Selasa, 15 Agustus 2017

Beberapa SMK di Jateng akan Berikan Sertifikat Ketenagalistrikan

Para lulusan SMK di tiga daerah yang berada di Jawa Tengah berpeluang terserap oleh project nasional listrik 35 Ribu MW. PT Indonesia Power sudah di tandatangani nota kesepahaman dengan sembilan SMK di lokasi Kota Semarang, Kabupaten Pati serta Kabupaten Banjarnegara dalam mempersiapkan SDM kelistrikan. 



Penyiapan SDM Kelistrikan ini dikerjakan lewat Program Indonesia Power Program Intership Assesment serta Serifikasi (IP Pandai) pada Dinas Pendidikan serta Kebudayaan Propinsi Jawa Tengah dengan PT PLN (Persero). Alur ajar sebagai konsentrasi program ini mencakup traching factory, teaching industry serta evaluasi berbasiskan praktek kerja industri jadi operator ataupun teknisi pada unit kerja PT PLN (Persero) di semua tanah air. 

" Hingga, siswa- siswa SMK yang dididik lewat program IP Pandai ini adalah tenaga yang telah siap bekerja, bukan hanya calon tenaga kerja di bagian ketenagalistrikan, " ungkapDirektur Human Capital Magement PT PLN, Muhamad Ali di sela peresmian Centre Of Exellence Fire and Safety Academy (FSA), di Pandean Lamper, Kota Semarang, Jawa Tengah, Selasa (8/8). 

Baca Juga : Wisata Kopi

Menurut dia, dengan sudah merampungkan program IP Pandai ini, beberapa siswa SMK dari sembilan sekolah ini tidak cuma peroleh ijazah kelulusan saja. Tetapi akan memperoleh sertifikat kompetensi ketenagalistrikan dan peletakan kerja oleh PT PLN (Persero). 

Dirut PT Indonesia Power, Sripeni Inten Cahyani memberikan, IP Pandai ini juga akan membawa faedah untuk sekolah serta Dinas Pendidikan serta Kebudayaan. Karna juga akan jadi kesempatan besar terserapnya lulusan sekolah serta ecektifitas keselarasan kurilulum sekolah dengan keperluan industri. 

" Nanti semuanya siswa yang telah merampungkan Program IP Pandai juga akan memperoleh sertifikasi kompetensi dari Instansi Kompetensi Direktorat Jenderal Ketenagalistrikan yang disadari industri serta berlaku dengan nasional, " kata dia. 

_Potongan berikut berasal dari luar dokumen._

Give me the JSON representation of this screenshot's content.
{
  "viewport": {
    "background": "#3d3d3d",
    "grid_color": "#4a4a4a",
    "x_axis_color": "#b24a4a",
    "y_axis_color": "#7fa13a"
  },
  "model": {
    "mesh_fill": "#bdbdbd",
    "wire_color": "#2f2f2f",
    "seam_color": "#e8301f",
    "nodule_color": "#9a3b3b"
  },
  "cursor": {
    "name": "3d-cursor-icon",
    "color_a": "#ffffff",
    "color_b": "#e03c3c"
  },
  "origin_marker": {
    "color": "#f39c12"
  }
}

Disamping itu, Sekretaris Daerah (Sekda) Propinsi Jawa Tengah, Sri Puryono yang mewakili Gubernur Jawa Tengah, Ganjar Pranowo mengapresiasi program IP Pandai yang pertama kali di tanah air ini. Jadi bentuk support Pemprov Jawa Tengah juga akan bekerjasama dengan Kementerian Pendidikan serta Kebudayaan dalam mencari format kurikulum yang cocok. 

Hingga program IP Pandai ini dapat linier dengan kurikulum pendidikan vokasi yang telah jalan sampai kini. " Saya sangka ini kesempatan yang bagus supaya beberapa lulusan SMK di Jawa Tengah dapat segera terserap oleh dunia kerja bagian kelistrikan. " Terlebih, program Pemerintah Listrik 35 Ribu MW memerlukan SDM pendukung yang cukup banyak, " imbuhnya.